Bombazo Juan encontró tan divertida la propuesta de Borja que rompió a reír. Luego, advirtiendo la seriedad que mantenía su amigo, manifestó:
—Antes tendré que aprender a usarla, no vaya a dispararme a mí mismo y hacerme daño.
Durante media docena de tardes, Borja llevó a su amigo a un club de tiro donde demostró inmediatamente firmeza de pulso y puntería.
—¡Me gusta, me gusta esto! —exclamaba entusiasmado como un niño con juguete nuevo.
—A ver si al final vas a salir hecho un pistolero —bromeaba Borja.
Terminadas las lecciones de tiro, el periodista le procuró al ex púgil una pistola que éste, en adelante, guardó en la guantera del coche en el que llevaba a Martita al colegio. Fueron transcurriendo las semanas y al no suceder nada fuera de lo normal todos empezaron a confiarse.
—El aviso contra nosotros que recibió el comisario ha podido ser una tomadura de pelo —opinó Borja.
—Quizás —admitió su esposa, pero más desconfiada, añadió—: Pero creo que haremos bien no diciéndole esto a Juan para que en ningún momento baje la guardia.
—Pienso igual que tú.
De momento, lo del crucero estaban pensando retrasarlo para el mes de enero en que a María le tocaba coger vacaciones y Borja las había pedido también para él.

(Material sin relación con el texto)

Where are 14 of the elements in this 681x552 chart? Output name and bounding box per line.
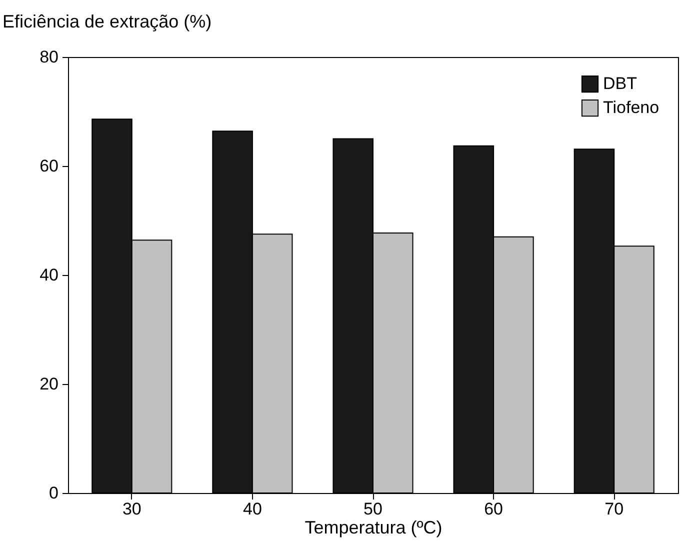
y-tick-label: 80 — [40, 48, 58, 66]
y-tick-label: 60 — [40, 156, 58, 176]
x-tick-label: 70 — [604, 500, 624, 518]
x-tick-label: 30 — [122, 500, 142, 518]
x-tick-label: 40 — [242, 500, 262, 518]
x-tick-label: 60 — [484, 500, 504, 518]
y-axis-title: Eficiência de extração (%) — [2, 12, 212, 32]
y-tick-label: 0 — [49, 484, 58, 502]
y-tick-label: 40 — [40, 266, 58, 284]
legend-label: DBT — [603, 74, 637, 93]
x-axis-title: Temperatura (ºC) — [304, 518, 442, 538]
legend-label: Tiofeno — [603, 98, 660, 117]
x-tick-label: 50 — [364, 500, 382, 518]
y-tick-label: 20 — [40, 374, 58, 394]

Un lunes, al recoger a Martita del colegio Bombazo Juan no reparó en que lo seguía todo el tiempo un coche negro dentro del que iban dos hombres. Y al detener su utilitario delante de la puerta del chalé donde vivían, del vehículo que les había seguido hasta allí bajaron dos tipos con los rostros ocultos detrás de pasamontañas. Martita dándose cuenta antes que el exboxeador gritó:
—¡Juan, dos hombres encapuchados vienen hacia nosotros y llevan pistolas!
Bombazo Juan conservaba todavía de sus numerosos entrenamientos y combates pugilísticos rapidez de reflejos. Su mano derecha abrió veloz la guantera y se hizo con el arma. Pero los asaltantes también eran rápidos y uno abrió la puerta de su lado y el otro la puerta del lado contrario donde estaba la niña que gritó aterrada.
El ex púgil se volvió hacia él y disparo dándole de lleno en el corazón, pero antes de que pudiera enfrentarse al otro asaltante, éste le había metido una bala en el pecho y otra en el brazo izquierdo. Sin embargo, a Bombazo Juan todavía le quedaron fuerzas para meterle una bala en mitad de la frente matándolo.
* * *
Afortunadamente para él exboxeador, las dos balas recibidas no alcanzaron ninguna zona vital de su poderosa naturaleza, y su vida no corrió peligro.
Borja, su mujer y su hija le visitaron todos los días y cuando estuvo bien le llevaron a la casa que ahora con todavía mayor razón le dijeron que era también la suya. Y la jueza le reconoció a su marido, que la mejor idea que había tenido en su vida había sido contratar a su viejo amigo Bombazo Juan.